Oltre al dolore per le migliaia di vittime e agli incalcolabi­li effetti della recessione economica, il coronavirus rischia di lasciare dietro di sé un'Europa in macerie. Una buona notizia per chi persegue quell'obiettivo, più o meno dichiaratamente; una  pro­spettiva allarmante per quanti cre­dono che, pur tra debolezze e ritar­di, il progetto europeo sia essen­ziale, nell'interesse dei Paesi mem­bri e dell'Unione.

E' naturale che nell'attuale con­giuntura le attese siano rivolte a Bruxelles, per un approccio comu­ne alla sfida epocale in corso e per misure rapide ed efficaci.

L'Europa ne sta prendendo consape­volezza, ma troppo lentamente e con molte incertezze. La video-con­ferenze dei leader Ue di martedì po­meriggio ha prodotto qualche inte­sa,  per il controllo delle frontiere esterne dell'Unione,il mantenimento della liber­tà di circolazione intra-Ue delle merci, l'urgente approvvigionamento congiunto di mascherine e respiratori. Tuttavia, l'esito della riunione è stato di ordinaria amministrazione. E'mancato, nono­stante i tempi eccezionali che viviamo, un colpo d'ala capace di far sentire l'Europa vicina e parte­cipe. Alle critiche degli euro-scettici e dei dubbio­si di complemento si affianca la delusione di chi, consapevole del potenziale dell'Ue, deve ricono­scerne la modestia dei risultati.

L'Italia ha fatto la sua parte con impegno. Ha portato l'esperienza di giornate durissime, deci­sioni rigorose, medici e infermieri in prima linea. Non è poco.
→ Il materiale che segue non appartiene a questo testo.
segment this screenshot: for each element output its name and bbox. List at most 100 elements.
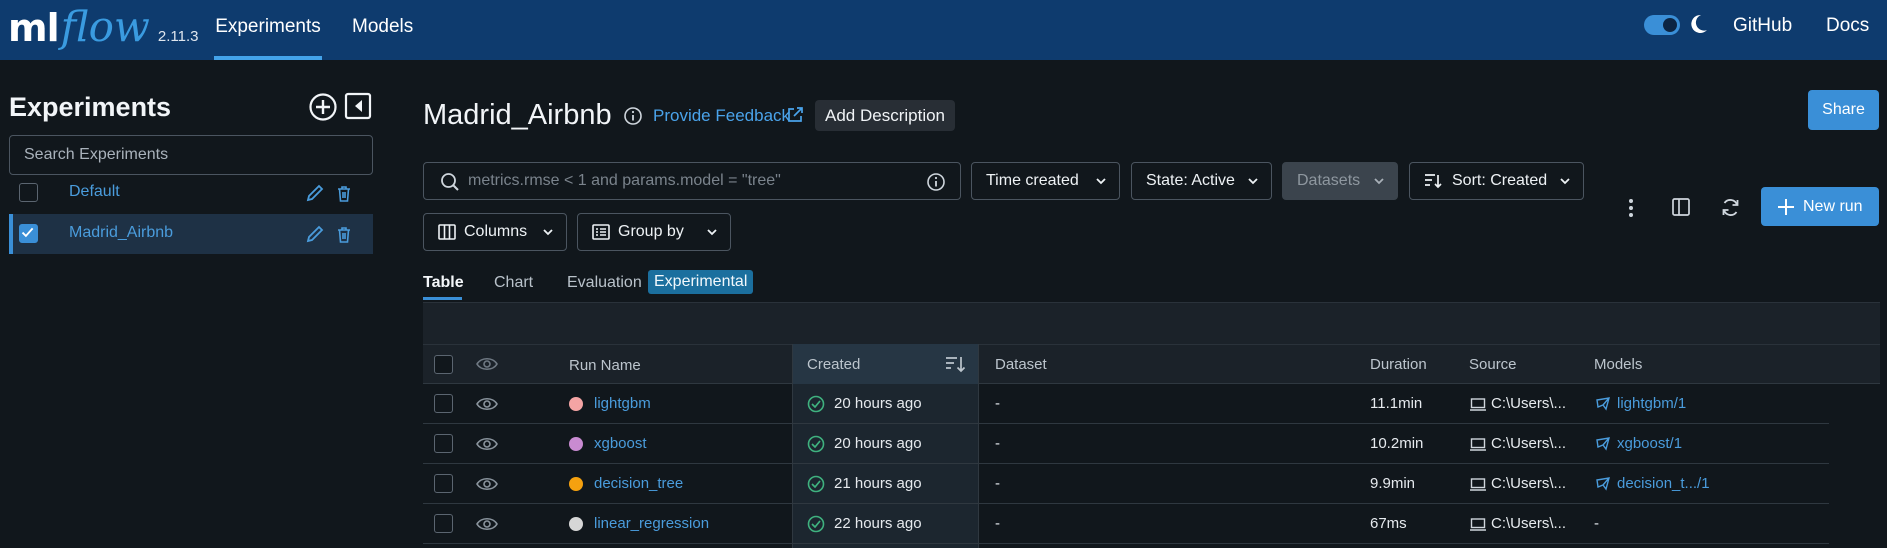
experiment-checkbox[interactable] [19,183,38,202]
eye-icon[interactable] [476,355,498,373]
run-name-link[interactable]: decision_tree [594,475,683,492]
nav-tab-models[interactable]: Models [352,0,413,60]
column-header-models[interactable]: Models [1594,356,1642,373]
version-label: 2.11.3 [157,28,199,45]
group-by-label: Group by [618,223,684,240]
source-value[interactable]: C:\Users\... [1491,435,1566,452]
row-checkbox[interactable] [434,434,453,453]
column-header-dataset[interactable]: Dataset [995,356,1047,373]
run-name-link[interactable]: linear_regression [594,515,709,532]
chevron-down-icon [1248,178,1258,185]
run-color-dot[interactable] [569,517,583,531]
table-row[interactable]: decision_tree 21 hours ago - 9.9min C:\Users… [423,464,1829,504]
tab-chart[interactable]: Chart [494,274,533,292]
dataset-value: - [995,395,1000,412]
state-dropdown[interactable]: State: Active [1131,162,1272,200]
group-by-dropdown[interactable]: Group by [577,213,731,251]
eye-icon[interactable] [476,395,498,413]
duration-value: 10.2min [1370,435,1424,452]
computer-icon [1470,478,1486,491]
edit-icon[interactable] [305,183,325,203]
provide-feedback-link[interactable]: Provide Feedback [653,106,790,126]
source-value[interactable]: C:\Users\... [1491,475,1566,492]
more-options-icon[interactable] [1622,196,1640,220]
sort-dropdown[interactable]: Sort: Created [1409,162,1584,200]
moon-icon [1691,14,1707,33]
sort-icon [1425,174,1442,189]
info-icon[interactable] [623,106,643,126]
table-row[interactable]: xgboost 20 hours ago - 10.2min C:\Users\... x… [423,424,1829,464]
eye-icon[interactable] [476,435,498,453]
info-icon[interactable] [926,172,946,192]
delete-icon[interactable] [334,225,354,245]
tab-table[interactable]: Table [423,274,464,292]
source-value[interactable]: C:\Users\... [1491,395,1566,412]
experiment-search-input[interactable] [9,135,373,175]
select-all-checkbox[interactable] [434,355,453,374]
chevron-down-icon [1096,178,1106,185]
nav-tab-experiments[interactable]: Experiments [214,0,322,60]
dark-mode-toggle[interactable] [1644,15,1680,35]
status-finished-icon [807,435,825,453]
experiment-item-default[interactable]: Default [9,173,373,213]
table-row[interactable]: lightgbm 20 hours ago - 11.1min C:\Users\...… [423,384,1829,424]
share-button[interactable]: Share [1808,90,1879,130]
github-link[interactable]: GitHub [1733,15,1792,37]
new-run-button[interactable]: New run [1761,187,1879,226]
checkmark-icon [21,227,34,238]
create-experiment-icon[interactable] [308,92,338,122]
time-created-label: Time created [986,172,1079,189]
computer-icon [1470,518,1486,531]
run-name-link[interactable]: xgboost [594,435,647,452]
new-run-label: New run [1803,198,1863,215]
eye-icon[interactable] [476,515,498,533]
edit-icon[interactable] [305,224,325,244]
eye-icon[interactable] [476,475,498,493]
run-search-input[interactable] [468,169,908,193]
column-header-created[interactable]: Created [807,356,860,373]
row-checkbox[interactable] [434,394,453,413]
experiment-name[interactable]: Madrid_Airbnb [69,224,173,242]
refresh-icon[interactable] [1720,197,1741,218]
dataset-value: - [995,515,1000,532]
table-row[interactable]: linear_regression 22 hours ago - 67ms C:\Use… [423,504,1829,544]
run-color-dot[interactable] [569,437,583,451]
row-checkbox[interactable] [434,474,453,493]
sidebar-title: Experiments [9,92,172,122]
toggle-panel-icon[interactable] [1671,197,1691,217]
column-header-duration[interactable]: Duration [1370,356,1427,373]
tab-evaluation[interactable]: Evaluation [567,274,642,292]
experiment-name[interactable]: Default [69,183,120,201]
row-checkbox[interactable] [434,514,453,533]
model-link[interactable]: lightgbm/1 [1617,395,1686,412]
collapse-sidebar-icon[interactable] [344,92,372,120]
column-header-source[interactable]: Source [1469,356,1517,373]
run-color-dot[interactable] [569,477,583,491]
sort-descending-icon[interactable] [945,354,965,374]
column-header-run-name[interactable]: Run Name [569,357,641,374]
add-description-button[interactable]: Add Description [815,100,956,131]
run-color-dot[interactable] [569,397,583,411]
mlflow-logo[interactable]: ml flow 2.11.3 [8,2,198,52]
duration-value: 11.1min [1370,395,1423,412]
columns-icon [438,224,456,240]
model-icon [1596,437,1610,451]
model-link[interactable]: decision_t.../1 [1617,475,1710,492]
run-search-box[interactable] [423,162,961,200]
datasets-dropdown[interactable]: Datasets [1282,162,1398,200]
source-value[interactable]: C:\Users\... [1491,515,1566,532]
sort-label: Sort: Created [1452,172,1548,189]
external-link-icon[interactable] [786,106,804,124]
experiment-item-madrid-airbnb[interactable]: Madrid_Airbnb [9,214,373,254]
tab-active-indicator [423,297,462,300]
experiment-checkbox[interactable] [19,224,38,243]
columns-dropdown[interactable]: Columns [423,213,567,251]
delete-icon[interactable] [334,184,354,204]
docs-link[interactable]: Docs [1826,15,1869,37]
table-header: Run Name [423,344,1880,384]
logo-ml: ml [8,6,60,50]
status-finished-icon [807,395,825,413]
run-name-link[interactable]: lightgbm [594,395,651,412]
time-created-dropdown[interactable]: Time created [971,162,1120,200]
model-link[interactable]: xgboost/1 [1617,435,1682,452]
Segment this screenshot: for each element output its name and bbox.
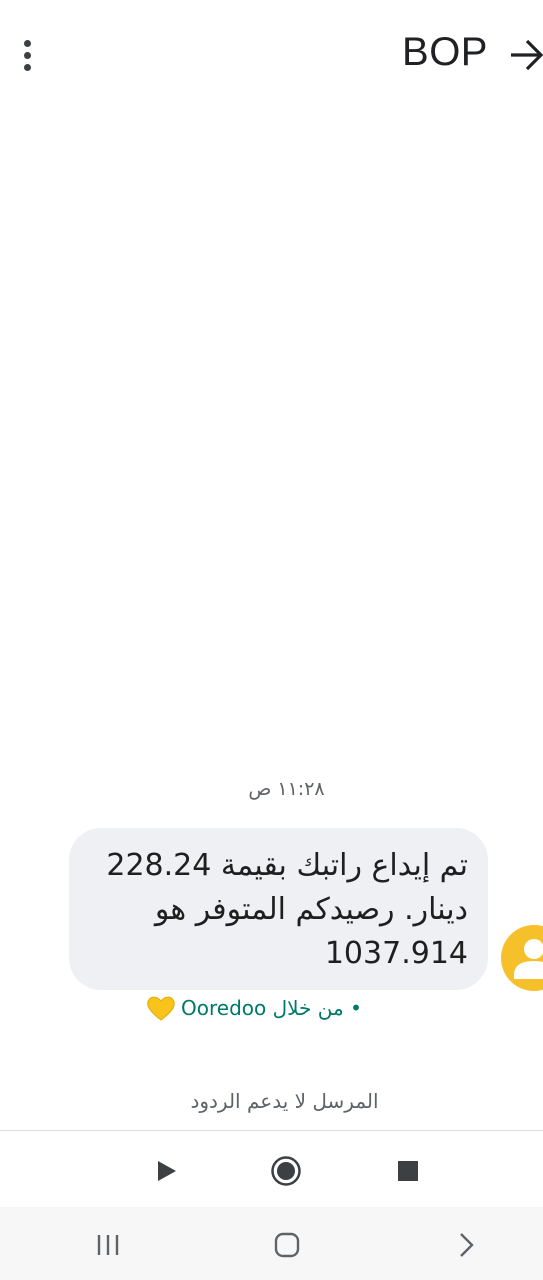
delivered-via: • من خلال Ooredoo: [145, 994, 362, 1022]
media-controls: [0, 1131, 543, 1207]
recent-apps-button[interactable]: [86, 1225, 130, 1265]
messages-screen: BOP ١١:٢٨ ص تم إيداع راتبك بقيمة 228.24 …: [0, 0, 543, 1280]
play-button[interactable]: [146, 1151, 186, 1191]
play-icon: [158, 1161, 176, 1181]
message-line: دينار. رصيدكم المتوفر هو: [154, 892, 468, 927]
nav-back-button[interactable]: [444, 1225, 488, 1265]
more-vert-icon: [23, 39, 31, 47]
stop-button[interactable]: [388, 1151, 428, 1191]
back-button[interactable]: [505, 30, 543, 80]
home-button[interactable]: [265, 1225, 309, 1265]
person-icon: [514, 939, 543, 979]
message-timestamp: ١١:٢٨ ص: [248, 778, 325, 800]
yellow-heart-icon: [147, 996, 175, 1021]
more-options-button[interactable]: [10, 34, 44, 76]
via-label: • من خلال Ooredoo: [181, 996, 362, 1020]
stop-icon: [398, 1161, 418, 1181]
record-button[interactable]: [266, 1151, 306, 1191]
record-icon: [271, 1156, 301, 1186]
more-vert-icon-dot: [23, 63, 31, 71]
no-reply-notice: المرسل لا يدعم الردود: [190, 1089, 379, 1113]
system-nav-bar: [0, 1207, 543, 1280]
conversation-title: BOP: [402, 30, 488, 74]
more-vert-icon-dot: [23, 51, 31, 59]
app-bar: BOP: [0, 0, 543, 110]
message-line: تم إيداع راتبك بقيمة 228.24: [106, 848, 468, 883]
sender-avatar[interactable]: [501, 925, 543, 991]
message-line: 1037.914: [324, 936, 468, 971]
recent-apps-icon: [97, 1235, 119, 1255]
back-chevron-icon: [460, 1233, 474, 1257]
message-bubble[interactable]: تم إيداع راتبك بقيمة 228.24 دينار. رصيدك…: [69, 828, 488, 990]
home-icon: [274, 1232, 300, 1258]
arrow-forward-icon: [511, 39, 543, 71]
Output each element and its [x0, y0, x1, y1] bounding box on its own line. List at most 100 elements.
A questo punto però è fondamentale che l'Europa risponda in concreto e rapidamente alla richiesta di solidarietà. Giuseppe Conte ha op­portunamente insistito sulla necessità di titoli eu­ropei "coronavirus" e di garanzie a sostegno delle economie dei Paesi Ue più colpiti. Oltre alla Com­missione, sulla stessa  linea si è espressa  solo la Francia, che pure qualcuno da noi accusa di oscure trame ai danni  dell'Italia. Tiepida e iperpru­dente Angela Merkel, mentre altri rigoristi respin­gevano l'idea senza troppi convenevoli. La strada è in salita.
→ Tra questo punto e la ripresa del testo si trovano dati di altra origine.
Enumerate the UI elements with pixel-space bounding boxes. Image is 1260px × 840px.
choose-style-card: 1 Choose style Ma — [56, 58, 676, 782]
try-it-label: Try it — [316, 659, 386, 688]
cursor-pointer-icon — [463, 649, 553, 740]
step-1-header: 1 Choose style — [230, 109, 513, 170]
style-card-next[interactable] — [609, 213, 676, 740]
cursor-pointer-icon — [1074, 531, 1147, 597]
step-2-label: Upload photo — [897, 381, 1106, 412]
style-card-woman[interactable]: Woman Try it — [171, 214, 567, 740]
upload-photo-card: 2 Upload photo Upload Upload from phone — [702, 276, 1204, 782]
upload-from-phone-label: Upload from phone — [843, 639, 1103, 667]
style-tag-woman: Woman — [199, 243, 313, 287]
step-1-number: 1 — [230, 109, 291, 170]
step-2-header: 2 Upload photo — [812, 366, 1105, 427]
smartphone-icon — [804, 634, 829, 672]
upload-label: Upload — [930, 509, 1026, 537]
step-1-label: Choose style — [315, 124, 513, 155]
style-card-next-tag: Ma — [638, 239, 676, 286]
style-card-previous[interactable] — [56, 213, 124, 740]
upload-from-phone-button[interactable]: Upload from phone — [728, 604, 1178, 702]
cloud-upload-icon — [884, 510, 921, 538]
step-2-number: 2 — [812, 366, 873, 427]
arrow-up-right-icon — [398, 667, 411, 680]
Senonché resta l'urgenza di provvedimenti, con le opportune modalità tecniche, che l'Europa non deve procrastinare. Dieci anni fa le tergiver­sazioni e le pastoie decisionali dell'Ue nell'inter­vento di stabilizzazione finanziaria in Grecia fece­ro lievitare enormemente per tutti il costo del risa­namento. Occorre evitare l'errore di allora, tanto più che oggi le dimensioni della crisi fanno paura e impongono di ristabilire quanto prima la fidu­cia negli e tra gli Stati oltre che sui mercati.
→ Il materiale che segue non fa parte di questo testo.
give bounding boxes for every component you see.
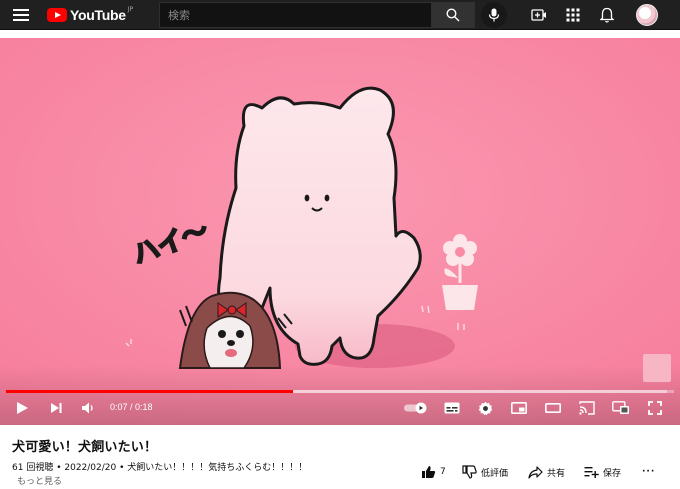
cast-button[interactable]: [577, 398, 597, 418]
top-bar: YouTube JP: [0, 0, 680, 30]
subtitles-icon: [444, 402, 460, 414]
remote-play-button[interactable]: [611, 398, 631, 418]
next-icon: [51, 403, 62, 413]
theater-mode-button[interactable]: [543, 398, 563, 418]
avatar[interactable]: [636, 4, 658, 26]
settings-button[interactable]: [475, 398, 495, 418]
remote-icon: [612, 401, 629, 414]
youtube-logo[interactable]: YouTube JP: [47, 6, 134, 23]
share-icon: [528, 465, 543, 479]
subtitles-button[interactable]: [441, 398, 463, 418]
logo-text: YouTube: [70, 7, 126, 23]
thumbs-up-icon: [422, 466, 436, 478]
search-input[interactable]: [160, 3, 431, 27]
theater-icon: [545, 403, 561, 413]
apps-icon: [566, 8, 580, 22]
save-button[interactable]: 保存: [584, 462, 621, 482]
cast-icon: [579, 401, 595, 415]
play-button[interactable]: [12, 398, 32, 418]
save-label: 保存: [603, 468, 622, 479]
fullscreen-button[interactable]: [645, 398, 665, 418]
video-title: 犬可愛い！犬飼いたい！: [12, 440, 158, 455]
create-button[interactable]: [529, 5, 549, 25]
like-count: 7: [440, 467, 446, 477]
dislike-button[interactable]: 低評価: [462, 462, 508, 482]
like-button[interactable]: 7: [421, 462, 446, 482]
video-player[interactable]: ハイ〜 0:07 / 0:18: [0, 38, 680, 425]
more-actions-button[interactable]: ···: [642, 462, 655, 482]
progress-bar[interactable]: [6, 390, 674, 393]
share-button[interactable]: 共有: [528, 462, 565, 482]
search-icon: [446, 8, 460, 22]
share-label: 共有: [547, 468, 566, 479]
search-button[interactable]: [431, 2, 475, 28]
view-count: 61 回視聴: [12, 463, 54, 473]
voice-search-button[interactable]: [481, 2, 507, 28]
fullscreen-icon: [648, 401, 662, 415]
volume-icon: [82, 402, 93, 414]
logo-region: JP: [127, 6, 134, 13]
notifications-button[interactable]: [597, 5, 617, 25]
dislike-label: 低評価: [481, 468, 509, 479]
channel-watermark[interactable]: [643, 354, 671, 382]
more-icon: ···: [642, 467, 656, 477]
playlist-add-icon: [584, 467, 599, 478]
bell-icon: [600, 7, 614, 23]
time-display: 0:07 / 0:18: [110, 402, 153, 412]
play-icon: [17, 402, 28, 414]
video-meta: 61 回視聴 • 2022/02/20 • 犬飼いたい！！！！気持ちふくらむ！！…: [12, 463, 308, 473]
next-button[interactable]: [46, 398, 66, 418]
menu-icon[interactable]: [13, 7, 29, 23]
apps-button[interactable]: [563, 5, 583, 25]
miniplayer-button[interactable]: [509, 398, 529, 418]
volume-button[interactable]: [78, 398, 98, 418]
duration: 0:18: [135, 402, 153, 412]
upload-date: 2022/02/20: [64, 463, 117, 473]
gear-icon: [478, 401, 492, 415]
logo-play-icon: [47, 8, 67, 22]
autoplay-toggle[interactable]: [402, 398, 430, 418]
current-time: 0:07: [110, 402, 128, 412]
search-box: [159, 2, 431, 28]
miniplayer-icon: [511, 402, 527, 414]
create-icon: [531, 9, 546, 21]
description-snippet: 犬飼いたい！！！！気持ちふくらむ！！！！: [127, 463, 308, 473]
thumbs-down-icon: [462, 465, 477, 479]
show-more-link[interactable]: もっと見る: [17, 474, 62, 487]
mic-icon: [488, 8, 500, 22]
progress-played: [6, 390, 294, 393]
autoplay-icon: [404, 402, 427, 414]
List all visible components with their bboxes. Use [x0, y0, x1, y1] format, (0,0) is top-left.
Non bastano procedure e strumenti ordinari. Ci vorrebbero gesti decisi, di forte empatia. Nel 1970 a Varsavia, senza curarsi della contrarietà anche di alcuni amici, Willy Brandt cadde in gi­nocchio in silenzio davanti al monumento alle vit­time del nazismo. Oggi in Europa nessun leader è in grado di emularlo con un messaggio così contundente e convincente. Né Macron isolato anche se evoca "la guerra" alla pandemia, né Mer­kel prigioniera dei tatticismi e refrattaria a scatti di audacia anche  se vicina al tramonto, né altri miopi e svogliati. Eppure dovrebbero sapere che per l'Ue questa è forse l'ultima possibilità per ri­sorgere, con consapevolezza e lungimiranza, nell'interesse comune.